Conditions in the Cassiar Mountains were so extreme even the Canadian Army had refused to mount a rescue. However, when they heard about a brave, fearless woman attempting what they wouldn’t, the commander sent troops to find and return her and the men back to safety. However, the commander had underestimated Nellie’s’ determination. When they found her, she refused to return without the stranded miners. Seeing she wasn’t about to budge, they joined her.

After 77 days, she finally found the stranded group, numbering more than 75 rather than the reported 26. The decimated party was suffering from severe scurvy so Nellie administered large doses of Vitamin C and monitored their diets nursing them back to health.

When the Cassiar strike petered out in 1879, Nellie headed for the silver fields of Arizona and settled in Tucson. There, she opened the Delmonico Restaurant. Though she frequently gave food away to feed the hungry, her restaurant was a success. But shortly thereafter in 1880, she sold the restaurant and moved to Tombstone where large deposits of silver had been discovered.

In Tombstone she briefly ran a boot and shoe store before opening the Russ House Restaurant. One story is told about a restaurant patron who made a few unkindly remarks about Nellie’s cooking, in front of Doc Holliday. Holliday drew his pistol and asked the customer to repeat the statement. The customer promptly declared, "Best I ever ate.”

Cashman continued running her business but also kept up her charitable efforts in the Catholic faith. She helped raise money to build the Sacred Heart Catholic Church in Tombstone and worked as a nurse. She also worked raising money for the Salvation Army, the Red Cross and the Miner's Hospital. Nellie soon earned a reputation as an "Angel of Mercy.”

In 1881, Nellie’s sisters’ husband died leaving her with five children. Nellie invited them to join her in Tombstone. Fannie was to die from tuberculosis about five years later. Nellie raised the children from that point on.

In December, 1883, five killers committed a robbery and killed four people in Bisbee. The incident became known as the Bisbee Massacre. Local authorities quickly captured the outlaws and a trial in Tombstone sentenced the five to hang on March 8, 1884. An enterprising business man built bleachers around the gallows and began selling tickets to the event.

Outraged at the towns’ behavior and feeling no death should be "celebrated,” Nellie objected adamantly. She pleaded with the Sheriff to set a curfew during the time the hangings were to take place. The sheriff agreed and most of the gawkers and curiosity seekers were not allowed to watch the "event.
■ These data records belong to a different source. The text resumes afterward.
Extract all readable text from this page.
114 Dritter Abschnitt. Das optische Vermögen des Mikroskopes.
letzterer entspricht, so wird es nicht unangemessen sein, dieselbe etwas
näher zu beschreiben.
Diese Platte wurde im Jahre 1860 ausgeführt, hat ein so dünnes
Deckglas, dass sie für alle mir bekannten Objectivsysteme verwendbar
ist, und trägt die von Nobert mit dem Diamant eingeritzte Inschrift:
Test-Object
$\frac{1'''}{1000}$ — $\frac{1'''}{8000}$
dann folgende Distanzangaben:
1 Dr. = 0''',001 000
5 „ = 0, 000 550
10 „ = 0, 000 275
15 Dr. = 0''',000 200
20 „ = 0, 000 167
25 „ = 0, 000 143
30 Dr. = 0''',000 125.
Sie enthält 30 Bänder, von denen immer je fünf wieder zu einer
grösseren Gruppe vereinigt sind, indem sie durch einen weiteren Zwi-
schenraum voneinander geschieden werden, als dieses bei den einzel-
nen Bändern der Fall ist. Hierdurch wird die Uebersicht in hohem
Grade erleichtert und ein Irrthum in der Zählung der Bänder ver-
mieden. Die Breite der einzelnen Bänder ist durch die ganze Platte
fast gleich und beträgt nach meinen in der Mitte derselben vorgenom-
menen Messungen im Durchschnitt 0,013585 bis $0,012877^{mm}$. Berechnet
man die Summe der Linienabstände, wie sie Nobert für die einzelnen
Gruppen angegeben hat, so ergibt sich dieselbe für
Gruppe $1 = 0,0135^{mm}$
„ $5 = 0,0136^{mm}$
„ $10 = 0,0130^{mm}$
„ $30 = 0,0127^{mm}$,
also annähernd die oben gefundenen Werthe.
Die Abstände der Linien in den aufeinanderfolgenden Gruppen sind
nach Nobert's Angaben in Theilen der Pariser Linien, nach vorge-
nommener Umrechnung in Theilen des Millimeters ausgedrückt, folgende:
The five were buried in Tombstone’s infamous Boot Hill Cemetery. It was rumored there was a plan to steal the bodies for a medical school. Nellie wasn’t about to let that happen either and hired two guards to watch the graves for ten days. The graves were left undisturbed and remain at Boot Hill today.

After her sister’s death in 1886, Nellie sold her restaurant and left Tombstone with the children. Nellie continued traveling to various mining camps setting up restaurants and working part time at prospecting.

When the Klondike Gold Rush began, Naturally, Nellie couldn’t resist and headed to the Yukon in 1898. In Dawson City, Alaska she set up another restaurant and mercantile. In 1904, she went to Fairbanks where she opened a grocery store, all the while, collecting claims which she worked on.

Finally, due to advancing age, she settled down in Victoria, British Columbia in 1923. Two years later, in January, 1925, she died of pneumonia in the hospital she had helped to build, St. Josephs.

When she died her eulogy was published in papers as far away as New York. Nellie had made her mark as one of the first women entrepreneurs in the west, as well as a miner. Nellie had earned many titles such as: The Frontier Angel, Saint of the Sourdoughs, Miner's Angel, Angel of the Cassair, and The Angel of Tombstone.

On March 15, 2006, Nellie Cashman was inducted into the Alaska Mining Hall of Fame.